CIMB has recently issued an important notice, informing users that FPX transactions above RM 100 will require SecureTAC approval, effective 19 March 2023 onwards. Essentially, customers must first validate through the security feature on the bank’s CIMB Clicks app before the process is allowed to proceed.
According to CIMB, this forthcoming change is part of its continuous effort to improve the user’s online banking security and to minimise fraud risk, which is in line with Bank Negara Malaysia’s direction to combat financial scams.
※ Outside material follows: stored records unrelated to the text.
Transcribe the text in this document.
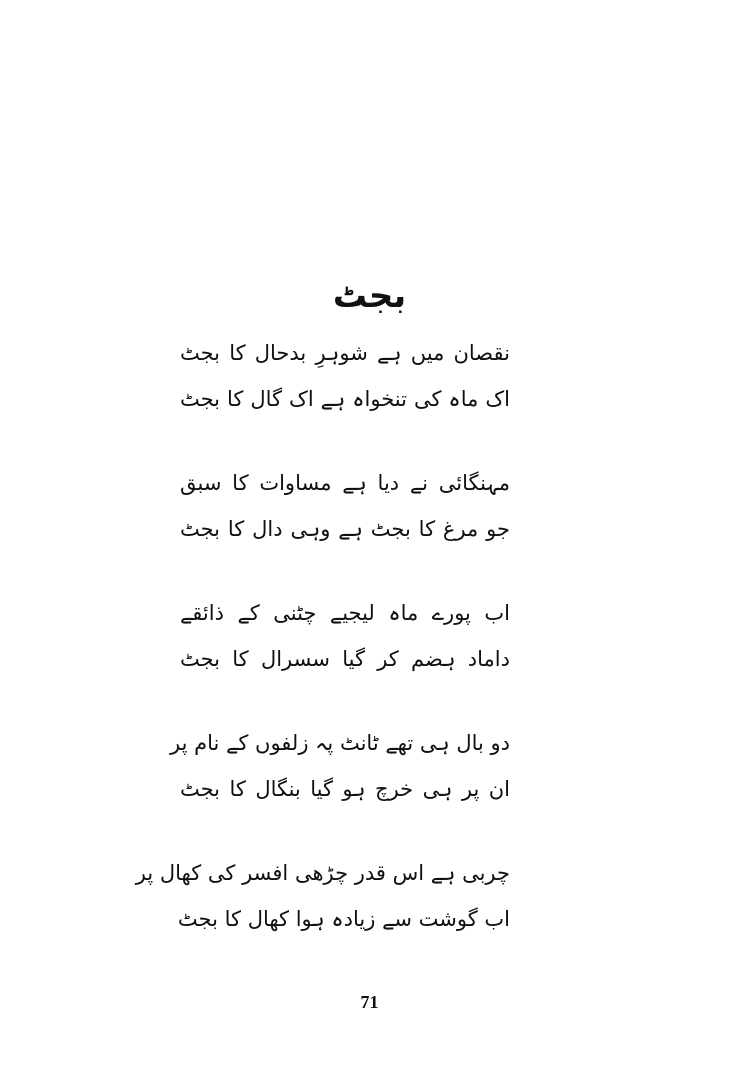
بجٹ
نقصان میں ہے شوہرِ بدحال کا بجٹ
اک ماہ کی تنخواہ ہے اک گال کا بجٹ
مہنگائی نے دیا ہے مساوات کا سبق
جو مرغ کا بجٹ ہے وہی دال کا بجٹ
اب پورے ماہ لیجیے چٹنی کے ذائقے
داماد ہضم کر گیا سسرال کا بجٹ
دو بال ہی تھے ٹانٹ پہ زلفوں کے نام پر
ان پر ہی خرچ ہو گیا بنگال کا بجٹ
چربی ہے اس قدر چڑھی افسر کی کھال پر
اب گوشت سے زیادہ ہوا کھال کا بجٹ
71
As you may recall, the bank had also introduced a similar implementation back in December of last year that made SecureTAC authorisation mandatory for all online transactions valued RM 100 and above, including non-favourite fund transfers, bill payments, prepaid top-ups, and so on.
In the same notice, the bank is also advising CIMB OCTO app users to utilise its CIMB Clicks app when conducting both regular and FPX online transactions that are above RM 100. Reason being that the SecureTAC function is unavailable on the current version of the former platform, therefore the latter is required in order for customers to perform the approval process. CIMB promises to continue updating the CIMB OCTO app with more features over time.
Apart from this recent implementation, the bank previously revealed that it also intends to extend SecureTAC authorisation to transactions valued RM 100 and below, as well as non-monetary proceedings. The date of rollout for these upcoming changes are still not known at this time, though CIMB did mention plans of introducing them within the first half of this year.
In case you missed it, the bank debuted a new “kill switch” security feature called Lock Clicks ID to its CIMB Clicks and CIMB OCTO applications earlier this year. This provides users the ability to immediately freeze or suspend their accounts in the event that it has been compromised, or if they suspect any unusual or potential fraudulent activity. Customers must either call the bank’s contact centre or visit any of its branches in order to recover their accounts once it is safe to do so.